Je trouve ce nouvel article très intéressant, pour tout te dire je ne savais pas que j’avais passé les 2/3 de ma vie sous vigipirate et je trouve ça extrêmement choquant. C’est à ce demander à quoi sert vraiment cette mesure ? Est-elle vraiment efficace ? Peut-elle le devenir ? Ces derniers temps je pense souvent à Benjamin Franklin : « Un peuple prêt à sacrifier un peu de liberté pour un peu de sécurité ne mérite ni l’une ni l’autre, et finit par perdre les deux « …
Ok j’ai compris le problème du f : c’est une question de copier-coller!
j’avais bien noté le problème aussi mais comme en copiant il semblait réapparaître, je pensais à un soucis chez moi…
Et non, je voulais pas jouer à Perec : il y a un problème avec la police que j’utilise sur le blog.
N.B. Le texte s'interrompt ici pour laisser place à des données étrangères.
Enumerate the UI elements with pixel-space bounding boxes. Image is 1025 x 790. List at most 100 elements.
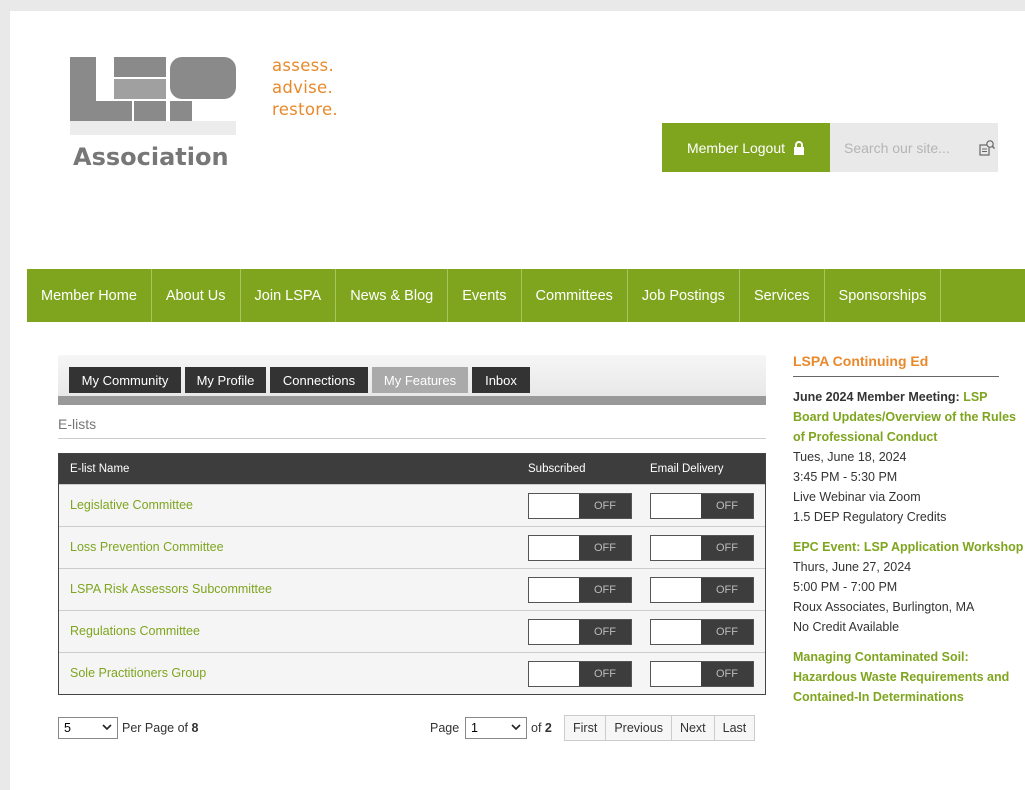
tagline-line: restore. [272,100,338,119]
column-header-name: E-list Name [70,463,130,475]
elist-name-link[interactable]: Legislative Committee [70,498,193,512]
table-row: LSPA Risk Assessors Subcommittee OFF OFF [59,568,765,610]
event-title-link[interactable]: EPC Event: LSP Application Workshop [793,540,1023,554]
first-page-button[interactable]: First [565,716,607,740]
tab-my-profile[interactable]: My Profile [185,367,266,393]
member-logout-button[interactable]: Member Logout [662,123,830,172]
main-nav: Member Home About Us Join LSPA News & Bl… [27,269,1025,322]
tagline-line: advise. [272,78,334,97]
event-item: June 2024 Member Meeting: LSP Board Upda… [793,387,1025,527]
toggle-state: OFF [579,536,631,560]
previous-page-button[interactable]: Previous [606,716,672,740]
site-search [830,123,998,172]
event-detail: Live Webinar via Zoom [793,490,921,504]
table-row: Regulations Committee OFF OFF [59,610,765,652]
last-page-button[interactable]: Last [714,716,755,740]
email-delivery-toggle[interactable]: OFF [650,661,754,687]
tab-my-features[interactable]: My Features [372,367,468,393]
page: Association assess. advise. restore. Mem… [10,11,1025,790]
event-detail: Tues, June 18, 2024 [793,450,907,464]
toggle-state: OFF [701,662,753,686]
elist-name-link[interactable]: Loss Prevention Committee [70,540,224,554]
elist-name-link[interactable]: Regulations Committee [70,624,200,638]
column-header-subscribed: Subscribed [528,463,586,475]
table-header: E-list Name Subscribed Email Delivery [59,454,765,484]
event-detail: 5:00 PM - 7:00 PM [793,580,898,594]
nav-item-news-blog[interactable]: News & Blog [336,269,449,322]
toggle-state: OFF [579,620,631,644]
per-page-value: 5 [64,721,71,735]
nav-item-sponsorships[interactable]: Sponsorships [825,269,942,322]
elist-name-link[interactable]: Sole Practitioners Group [70,666,206,680]
continuing-ed-sidebar: LSPA Continuing Ed June 2024 Member Meet… [793,353,1025,717]
nav-item-job-postings[interactable]: Job Postings [628,269,740,322]
svg-text:Association: Association [73,143,229,171]
page-value: 1 [471,721,478,735]
table-row: Sole Practitioners Group OFF OFF [59,652,765,694]
per-page-label: Per Page of 8 [122,721,198,735]
event-prefix: June 2024 Member Meeting: [793,390,960,404]
elist-table: E-list Name Subscribed Email Delivery Le… [58,453,766,695]
subscribed-toggle[interactable]: OFF [528,661,632,687]
nav-item-events[interactable]: Events [448,269,522,322]
subscribed-toggle[interactable]: OFF [528,493,632,519]
elist-name-link[interactable]: LSPA Risk Assessors Subcommittee [70,582,272,596]
table-row: Loss Prevention Committee OFF OFF [59,526,765,568]
tagline: assess. advise. restore. [272,55,338,121]
email-delivery-toggle[interactable]: OFF [650,577,754,603]
pager-buttons: First Previous Next Last [564,715,756,741]
per-page-text: Per Page of [122,721,189,735]
nav-item-services[interactable]: Services [740,269,825,322]
search-input[interactable] [842,138,966,157]
table-row: Legislative Committee OFF OFF [59,484,765,526]
per-page-select[interactable]: 5 [58,717,118,739]
nav-item-member-home[interactable]: Member Home [27,269,152,322]
event-title-link[interactable]: Managing Contaminated Soil: Hazardous Wa… [793,650,1009,704]
event-detail: Roux Associates, Burlington, MA [793,600,975,614]
event-detail: No Credit Available [793,620,900,634]
page-select[interactable]: 1 [465,717,527,739]
toggle-state: OFF [579,662,631,686]
lock-icon [794,140,805,155]
event-detail: 1.5 DEP Regulatory Credits [793,510,947,524]
email-delivery-toggle[interactable]: OFF [650,493,754,519]
chevron-down-icon [511,724,521,731]
event-detail: 3:45 PM - 5:30 PM [793,470,898,484]
toggle-state: OFF [579,494,631,518]
event-detail: Thurs, June 27, 2024 [793,560,912,574]
tab-my-community[interactable]: My Community [69,367,181,393]
toggle-state: OFF [579,578,631,602]
toggle-state: OFF [701,536,753,560]
subscribed-toggle[interactable]: OFF [528,577,632,603]
lspa-logo[interactable]: Association [70,57,246,185]
email-delivery-toggle[interactable]: OFF [650,619,754,645]
nav-item-about-us[interactable]: About Us [152,269,241,322]
toggle-state: OFF [701,578,753,602]
sidebar-title: LSPA Continuing Ed [793,353,999,377]
logout-label: Member Logout [686,139,786,156]
next-page-button[interactable]: Next [671,716,715,740]
toggle-state: OFF [701,494,753,518]
nav-item-committees[interactable]: Committees [522,269,628,322]
event-item: Managing Contaminated Soil: Hazardous Wa… [793,647,1025,707]
tagline-line: assess. [272,56,334,75]
tab-inbox[interactable]: Inbox [472,367,530,393]
total-count: 8 [191,721,199,735]
toggle-state: OFF [701,620,753,644]
profile-tabbar: My Community My Profile Connections My F… [58,355,766,405]
subscribed-toggle[interactable]: OFF [528,619,632,645]
column-header-delivery: Email Delivery [650,463,724,475]
page-count: 2 [544,721,552,735]
lsp-logo-mark: Association [70,57,236,171]
chevron-down-icon [102,724,112,731]
page-label: Page [430,721,460,735]
subscribed-toggle[interactable]: OFF [528,535,632,561]
event-item: EPC Event: LSP Application Workshop Thur… [793,537,1025,637]
section-title: E-lists [58,416,766,439]
email-delivery-toggle[interactable]: OFF [650,535,754,561]
search-icon[interactable] [978,139,996,157]
of-text: of [531,721,542,735]
nav-item-join-lspa[interactable]: Join LSPA [241,269,337,322]
tab-connections[interactable]: Connections [270,367,368,393]
page-count-label: of 2 [531,721,552,735]
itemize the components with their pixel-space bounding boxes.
Depuis quelques jours, elle n’est plus supportée par certains navigateurs. Je dois la changer absolument !
Comme toi j’ai découvert cette histoire de vigipirate récemment, devant un graphique Wikipedia. Ca m’a beaucoup questionnée… Quant à l’efficacité, qui peut se prononcer?
Bonsoir,
Votre témoignage est très touchant. Je n’avais jamais pris garde à cet aspect de Vigipirate. Mais c’est vrai que c’est certainement triste de voir tant de contraintes s’accumuler (comme, dans un tout autre domaine, la génération qui a précédé la vôtre et qui a dû apprendre à faire avec le SIDA).
Merci, vous m’avez ouvert les yeux – comme toujours votre blog.
Tiens, je n’avais pas pensé à ce parallèle…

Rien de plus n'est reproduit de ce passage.